History repeats itself
Close to fifty years after Agnes, a fictional storm hit Occoquan in my mystery novel Windows of the Heavens. After a night of heavy rain, water covered the streets and the town’s maintenance man, Tim Underwood, drove his truck slowly through the floodwaters. A pastor named Harley Camden looked down the wrought-iron steps of his townhouse and saw that the receding water was now only about half-way up the first step. He motioned for Tim to stop, and then climbed into the truck.
“What do you need, Harley?” asked Tim.
“Just a ride, Tim. I want to see what happened.”
“This is serious,” said Tim, shaking his head. “Worst I’ve seen since seventy-two. You really shouldn’t be outside.”
Harley felt a flush of shame. He knew he was being a voyeur, but at this point he wasn’t going to turn around. “Terrible,” he agreed. “What happened in seventy-two?”
“Hurricane Agnes. The rain from that storm caused the Occoquan River to overflow the dam. A steel bridge was completely swept away. And downtown Occoquan was completely flooded.”
“That’s awful,” said Harley. “Did anyone die?”

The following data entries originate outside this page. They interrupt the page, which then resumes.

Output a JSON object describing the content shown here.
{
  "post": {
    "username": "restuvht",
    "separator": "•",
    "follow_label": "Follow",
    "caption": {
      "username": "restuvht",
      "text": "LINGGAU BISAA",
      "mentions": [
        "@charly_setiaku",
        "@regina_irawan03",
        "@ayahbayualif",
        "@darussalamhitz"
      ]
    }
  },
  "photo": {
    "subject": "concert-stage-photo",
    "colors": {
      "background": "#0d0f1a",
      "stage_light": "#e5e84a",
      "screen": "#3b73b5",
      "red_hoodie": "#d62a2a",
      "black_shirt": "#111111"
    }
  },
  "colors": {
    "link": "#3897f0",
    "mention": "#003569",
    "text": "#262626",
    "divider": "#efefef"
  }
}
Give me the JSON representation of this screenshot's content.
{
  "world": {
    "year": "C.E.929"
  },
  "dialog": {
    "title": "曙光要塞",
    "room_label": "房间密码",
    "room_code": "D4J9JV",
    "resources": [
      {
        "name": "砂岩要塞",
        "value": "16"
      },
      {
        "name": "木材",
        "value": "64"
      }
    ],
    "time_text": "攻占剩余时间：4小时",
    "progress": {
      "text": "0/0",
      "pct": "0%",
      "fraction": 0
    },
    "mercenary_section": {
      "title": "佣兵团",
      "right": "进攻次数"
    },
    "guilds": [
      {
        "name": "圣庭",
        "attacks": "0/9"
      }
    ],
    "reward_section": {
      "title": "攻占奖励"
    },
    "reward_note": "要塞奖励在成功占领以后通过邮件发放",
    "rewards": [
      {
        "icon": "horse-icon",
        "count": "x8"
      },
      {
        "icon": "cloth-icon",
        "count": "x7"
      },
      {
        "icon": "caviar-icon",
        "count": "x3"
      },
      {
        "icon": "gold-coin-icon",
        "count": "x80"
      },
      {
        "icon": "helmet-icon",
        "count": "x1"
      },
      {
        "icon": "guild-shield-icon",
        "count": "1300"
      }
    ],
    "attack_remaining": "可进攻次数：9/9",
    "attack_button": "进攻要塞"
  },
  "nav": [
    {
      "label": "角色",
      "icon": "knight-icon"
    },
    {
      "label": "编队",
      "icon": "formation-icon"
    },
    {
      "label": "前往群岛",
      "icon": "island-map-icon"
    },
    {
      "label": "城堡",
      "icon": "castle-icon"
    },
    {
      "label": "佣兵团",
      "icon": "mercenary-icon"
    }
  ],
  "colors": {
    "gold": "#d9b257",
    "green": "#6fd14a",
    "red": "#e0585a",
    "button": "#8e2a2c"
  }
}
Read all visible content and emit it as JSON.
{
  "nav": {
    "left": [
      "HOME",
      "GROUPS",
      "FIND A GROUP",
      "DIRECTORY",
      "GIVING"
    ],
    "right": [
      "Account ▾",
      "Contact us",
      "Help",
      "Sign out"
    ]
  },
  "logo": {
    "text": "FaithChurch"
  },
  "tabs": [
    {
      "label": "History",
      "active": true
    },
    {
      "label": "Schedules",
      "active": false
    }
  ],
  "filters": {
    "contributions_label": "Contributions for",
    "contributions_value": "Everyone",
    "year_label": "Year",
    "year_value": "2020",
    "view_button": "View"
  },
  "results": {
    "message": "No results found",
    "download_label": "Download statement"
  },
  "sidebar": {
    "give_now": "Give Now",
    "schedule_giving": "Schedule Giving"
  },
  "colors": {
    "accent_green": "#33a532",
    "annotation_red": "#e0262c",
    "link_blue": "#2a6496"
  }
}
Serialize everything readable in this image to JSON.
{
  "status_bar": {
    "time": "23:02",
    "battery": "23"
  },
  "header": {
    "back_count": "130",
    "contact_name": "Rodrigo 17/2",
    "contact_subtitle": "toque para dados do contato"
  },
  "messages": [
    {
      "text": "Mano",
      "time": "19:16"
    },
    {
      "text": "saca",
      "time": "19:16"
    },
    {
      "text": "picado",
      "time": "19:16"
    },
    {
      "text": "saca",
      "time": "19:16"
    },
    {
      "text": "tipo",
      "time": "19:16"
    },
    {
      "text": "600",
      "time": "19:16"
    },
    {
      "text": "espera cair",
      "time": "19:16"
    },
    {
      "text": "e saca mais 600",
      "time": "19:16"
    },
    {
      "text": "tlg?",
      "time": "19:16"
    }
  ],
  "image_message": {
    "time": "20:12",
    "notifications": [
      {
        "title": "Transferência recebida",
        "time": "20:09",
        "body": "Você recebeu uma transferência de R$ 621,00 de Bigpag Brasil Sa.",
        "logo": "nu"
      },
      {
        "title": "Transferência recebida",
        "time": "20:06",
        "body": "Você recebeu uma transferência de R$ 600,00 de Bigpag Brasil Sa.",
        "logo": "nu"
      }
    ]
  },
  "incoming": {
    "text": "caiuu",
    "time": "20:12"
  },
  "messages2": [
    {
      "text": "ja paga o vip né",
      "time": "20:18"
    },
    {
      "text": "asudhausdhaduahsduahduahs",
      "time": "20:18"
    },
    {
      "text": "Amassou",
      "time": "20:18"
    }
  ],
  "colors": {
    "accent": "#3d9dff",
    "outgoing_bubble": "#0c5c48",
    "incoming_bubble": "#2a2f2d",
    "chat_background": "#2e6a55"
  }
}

“No, thank God. But if the dam had broken, people would have. This is the worst since Agnes.” Tim put the truck in gear, and as he began to inch forward, he said, “Since you’re in the truck, you may as well come along.” As they crossed Union Street, Harley looked to the right at the delta in the gravel parking lot. Water was flowing through a trench cut through the middle of it, and several inches of thick mud and scattered debris covered the rest of the lot. The Occoquan River was still running high, with its water spilling into the first floors of shops along the bank. Hope they paid their flood insurance, thought Harley.
A town transformed
“What happened to the porch of the gift shop?” asked Tim, looking to the left.
“Washed away,” said Harley. “I watched it collapse and get swept way.”
“Unbelievable,” Tim said.
On the south side of Mill Street, the Riverview Bakery seemed to have escaped major damage, but the first floor of the brew pub on the north side, next to the river, was full of water. Overall, it appeared that the buildings on the river side had suffered the worst, but everyone had been hit. When Tim waved to the owner of a card shop and asked how he was doing, the man replied, “Flooded basement! Can’t even get down the stairs!”
Then they pulled up beside the firetruck at the corner of Ellicott and Mill, and saw a sight that put the rest of the town’s damage into perspective. At the end of Ellicott was a three-story brick apartment building that had been connected to a white clapboard candle shop. Above the candle shop was a single apartment in which the owner lived, and a narrow alley separated the shop from a row of old but well-maintained brick office buildings on the other side.
Now the brick apartment building stood at an odd and unexpected distance from the office buildings, looking like a row of teeth with one knocked out. The candle shop had been washed away.
Fifty years after Agnes, a devastating storm again hits Occoquan. The story is fiction, but the danger is a fact.